Memorial day weekend in New York city: after an unseasonably rainy month of May, summer heat has finally rolled in; it’s sultry out. On the stoops of Bushwick, locals hide in spots of shade, sipping iced drinks. The streets have already taken on that sticky summer slowness, as if the world is mired in molasses. Somewhere someone’s having a barbecue. The scent of wood smoke wafts down the road.
Lemons are a winter fruit, but lemons feel like summer to me… like tart little globes of sunshine. They give me visions of cold cold glasses of lemonade, frosted with drops of water. On hot summer days, I want all the lemons: lemon curd, lemon bars, lemon cake… lemon juice on my salads, lemon everywhere! So as I woke to this first heat of summer, warm morning rays crept through my curtains whispering of lemons — and I suddenly remembered how I’d always wanted to make a vegan lemon curd.

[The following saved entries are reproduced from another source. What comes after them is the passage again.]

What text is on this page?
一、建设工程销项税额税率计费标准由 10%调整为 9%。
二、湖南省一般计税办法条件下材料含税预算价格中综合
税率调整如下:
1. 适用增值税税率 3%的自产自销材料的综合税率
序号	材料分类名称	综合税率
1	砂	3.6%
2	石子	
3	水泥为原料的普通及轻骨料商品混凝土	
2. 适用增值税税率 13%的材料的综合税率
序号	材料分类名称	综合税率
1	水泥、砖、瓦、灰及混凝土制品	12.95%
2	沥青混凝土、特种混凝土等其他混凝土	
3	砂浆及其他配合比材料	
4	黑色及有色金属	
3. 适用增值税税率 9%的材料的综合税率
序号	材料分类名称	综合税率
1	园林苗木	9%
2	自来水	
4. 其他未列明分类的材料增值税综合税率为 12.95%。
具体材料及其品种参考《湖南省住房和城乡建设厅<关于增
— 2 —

I’m not vegan, or vegetarian — though sometimes I aspire to be. My housemate Ilana tells me that I’m a reducetarian, a word I didn’t know existed until until I moved to New York city. Either way, exploring alternative ingredients and cooking methods, like those you find in vegan and vegetarian cuisine, is a lot of fun: limitations foster creativity.
Stepping out for a moment into the muggy New York heat to buy ingredients, I feel immediately wilted, like a cut flower, the saddest little blond human cut flower. Perfect conditions for standing over a stove top, stirring a pot of lemon curd as it thickens? Not exactly, but the air-conditioning is on and it will all be worth it when I have some tangy chilled jars of lemon curd to dig into (and spoon over everything).
This lemon curd is thick, creamy and delicious — everything lemon curd should be, vegan or otherwise. Serve it plain or topped with fruit. It’s excellent spread on scones or spooned over pancakes, waffles or french toast. Try it as topping for (vegan or non-vegan) yoghurt or ice cream or as a filling for pastries such as layer cakes, doughnuts or pies. For sweet and tangy start to the day, go wild and dollop some on your morning oatmeal!
As a guideline, I used 4 average-sized lemons, which gave me just the right amount of juice and more zest than I needed. I definitely recommend investing in a microplane zester; it really takes the pain out of zesting.
After storage, a film may form across the top of the curd — just stir the curd to break that up. The curd is at its best when consumed within 4–5 days of preparation, but will keep if refrigerated for up to 7 days.
- 1 can (414 ml) coconut cream
- ½ cup (125 ml) maple syrup
- ¾ cup (180 ml) lemon juice
- 3 tbsp (45 ml) lemon zest
- ¼ cup (60 ml) arrowroot starch
- 2 tsp (10 ml) natural vanilla essence
- 2 pinches salt
- Place coconut cream and lemon zest in a small pot, and whisk together.
- Separately, mix lemon juice and arrowroot together until you have a smooth suspension without any visible powder
- Add lemon juice mixture to the coconut cream mixture. Add maple syrup and vanilla essence. Whisk until well combined.
- Bring the mixture to a low simmer over a medium heat, whisking constantly. Once bubbles form, reduce the heat to medium-low and continue whisking. Occasionally scrape the bottom of the pot with a spoon or spatula to ensure the curd isn’t sticking.
- When the curd is thick and wobbly, forming soft peaks when you spoon some over the top of the mixture, remove from the heat and leave to cool for 10 – 15 min.
- Whisk a final time, transfer the curd to a glass jar or plastic container and cover with a lid or plastic wrap.
- Refrigerate for 4 – 5 hours, or until chilled and set.